Luckily for us Old Crew our quarter boasted a lot of tall tenements.

“Oh-oh indeed. In this area there are enough such structures to house our few pilgrims. But elsewhere it will go hard for the Jaicuri when the black men and their soldiers finally understand how much space they will need.”

“No doubt.” I thought a moment. Hell. People could camp out on the wall. Them getting in the way would not be a problem militarily.

Still, whatever we did, life would become pure hell if the water rose that high. “Presents a dilemma, doesn’t it?”

“Possibly a larger dilemma than you suspect.”

“How so?”

“If preparations are not initiated immediately much that might prove useful will be lost. But if you tell Mogaba this then it is likely the strong will rob the weak and leave them to suffer. There is now no need to exercise restraint because of potential attack.”

“I see.” Actually, I had foreseen the scramble for stores and high ground. But I did overlook the fact that Shadowspinner extricating himself also freed Mogaba to manage internal frictions in a manner more to his liking. “You have something in mind?”

“I wish to examine the possibility of a temporary alliance. Until Jaicur is relieved.”

“Has Hong Tray foreseen that as well?”

“No.”

I was surprised by the black despair that collapsed upon me.

“She has seen nothing one way or the other.”

I brightened. A very little.

“I am reluctant to undertake such an obligation,” Ky Dam confessed. “It was not my idea. It was Sahra’s.” He indicated the beautiful tea server. “But she trusts you for no reason she will explain and, moreover, her arguments make sense.”

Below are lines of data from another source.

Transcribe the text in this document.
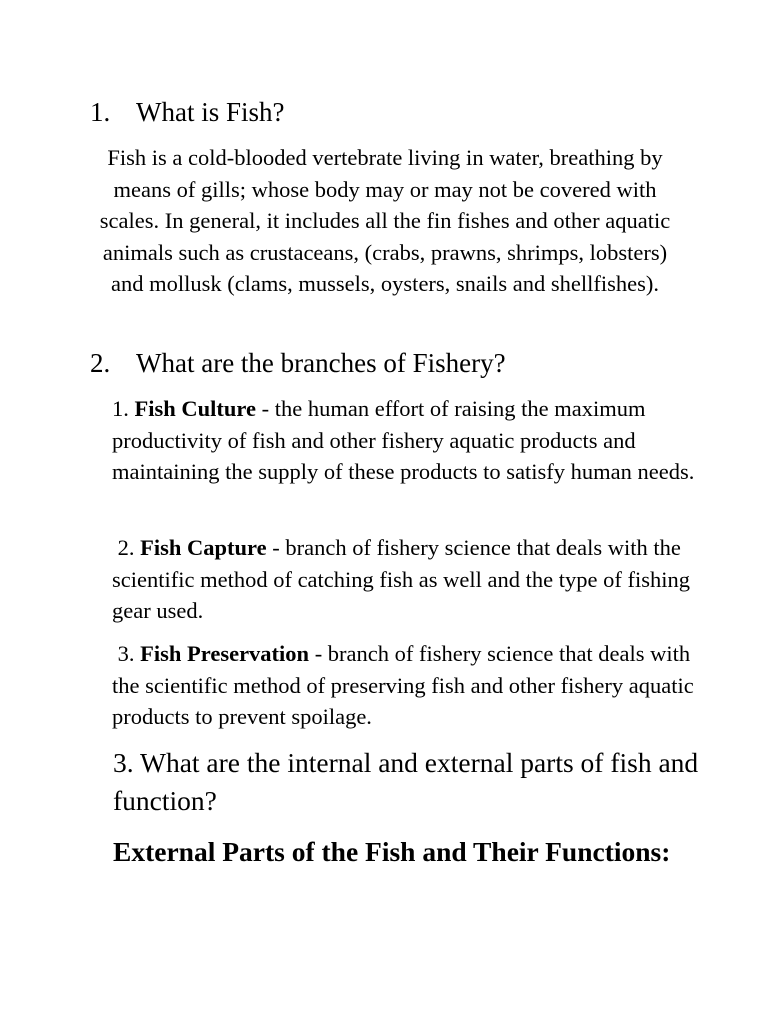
1. What is Fish?
Fish is a cold-blooded vertebrate living in water, breathing by means of gills; whose body may or may not be covered with scales. In general, it includes all the fin fishes and other aquatic animals such as crustaceans, (crabs, prawns, shrimps, lobsters) and mollusk (clams, mussels, oysters, snails and shellfishes).
2. What are the branches of Fishery?
1. Fish Culture - the human effort of raising the maximum productivity of fish and other fishery aquatic products and maintaining the supply of these products to satisfy human needs.
2. Fish Capture - branch of fishery science that deals with the scientific method of catching fish as well and the type of fishing gear used.
3. Fish Preservation - branch of fishery science that deals with the scientific method of preserving fish and other fishery aquatic products to prevent spoilage.
3. What are the internal and external parts of fish and function?
External Parts of the Fish and Their Functions:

Hong Tray wore a bemused expression. There was, in the way she looked at me, a hint that she foresaw much that she did not share.

I shivered.

Ky Dam continued, “We have no hope if we assume a traditional Nyueng Bao stance and depend upon ourselves alone. You have little hope if your Mogaba does not feel he needs your arms anymore.”

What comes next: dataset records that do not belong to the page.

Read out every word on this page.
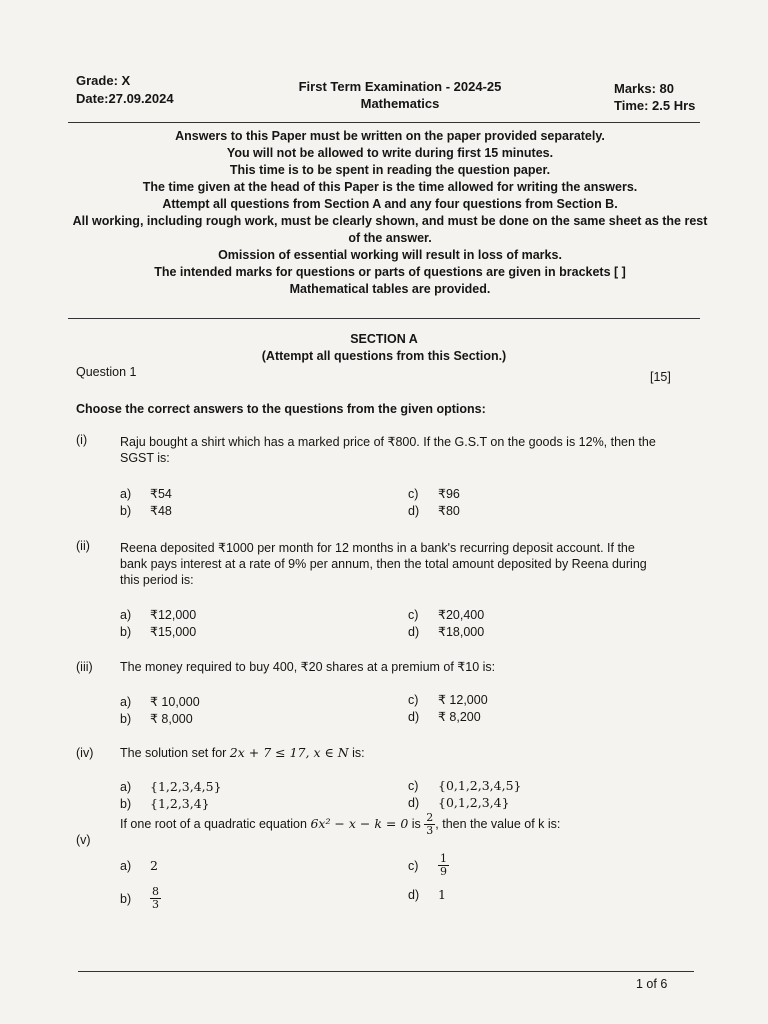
Grade: X
Date:27.09.2024
First Term Examination - 2024-25
Mathematics
Marks: 80
Time: 2.5 Hrs
Answers to this Paper must be written on the paper provided separately.
You will not be allowed to write during first 15 minutes.
This time is to be spent in reading the question paper.
The time given at the head of this Paper is the time allowed for writing the answers.
Attempt all questions from Section A and any four questions from Section B.
All working, including rough work, must be clearly shown, and must be done on the same sheet as the rest of the answer.
Omission of essential working will result in loss of marks.
The intended marks for questions or parts of questions are given in brackets [ ]
Mathematical tables are provided.
SECTION A
(Attempt all questions from this Section.)
Question 1	[15]
Choose the correct answers to the questions from the given options:
(i)	Raju bought a shirt which has a marked price of ₹800. If the G.S.T on the goods is 12%, then the SGST is:
a) ₹54
b) ₹48
c) ₹96
d) ₹80
(ii) Reena deposited ₹1000 per month for 12 months in a bank's recurring deposit account. If the bank pays interest at a rate of 9% per annum, then the total amount deposited by Reena during this period is:
a) ₹12,000
b) ₹15,000
c) ₹20,400
d) ₹18,000
(iii) The money required to buy 400, ₹20 shares at a premium of ₹10 is:
a) ₹ 10,000
b) ₹ 8,000
c) ₹ 12,000
d) ₹ 8,200
(iv) The solution set for 2x + 7 ≤ 17, x ∈ N is:
a) {1,2,3,4,5}
b) {1,2,3,4}
c) {0,1,2,3,4,5}
d) {0,1,2,3,4}
(v)
If one root of a quadratic equation 6x² − x − k = 0 is $\frac{2}{3}$ , then the value of k is:
a) 2
$b) \frac{8}{3}$
$c) \frac{1}{9}$
d) 1
1 of 6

I stared at the beautiful one, though that was bad manners. She blushed. The attraction was so powerful, suddenly, that I gasped. I felt as though I had known her several lifetimes already.

What the . . . ? This did not happen to me. Not anymore, anyway. I was no sixteen-year-old . . . Hell, I never felt like this when I was sixteen.

My soul was trying to tell me I knew this woman as well as a man ever knew any woman when, in truth, I had only just heard her name spoken for the first time.

There was something else over there, with her. That was more than one lovely daydream. I knew another one just like her, somewhere else . . . 

The darkness came.

It was sudden and absolute and I had no time to decide if I was running away or being pulled down.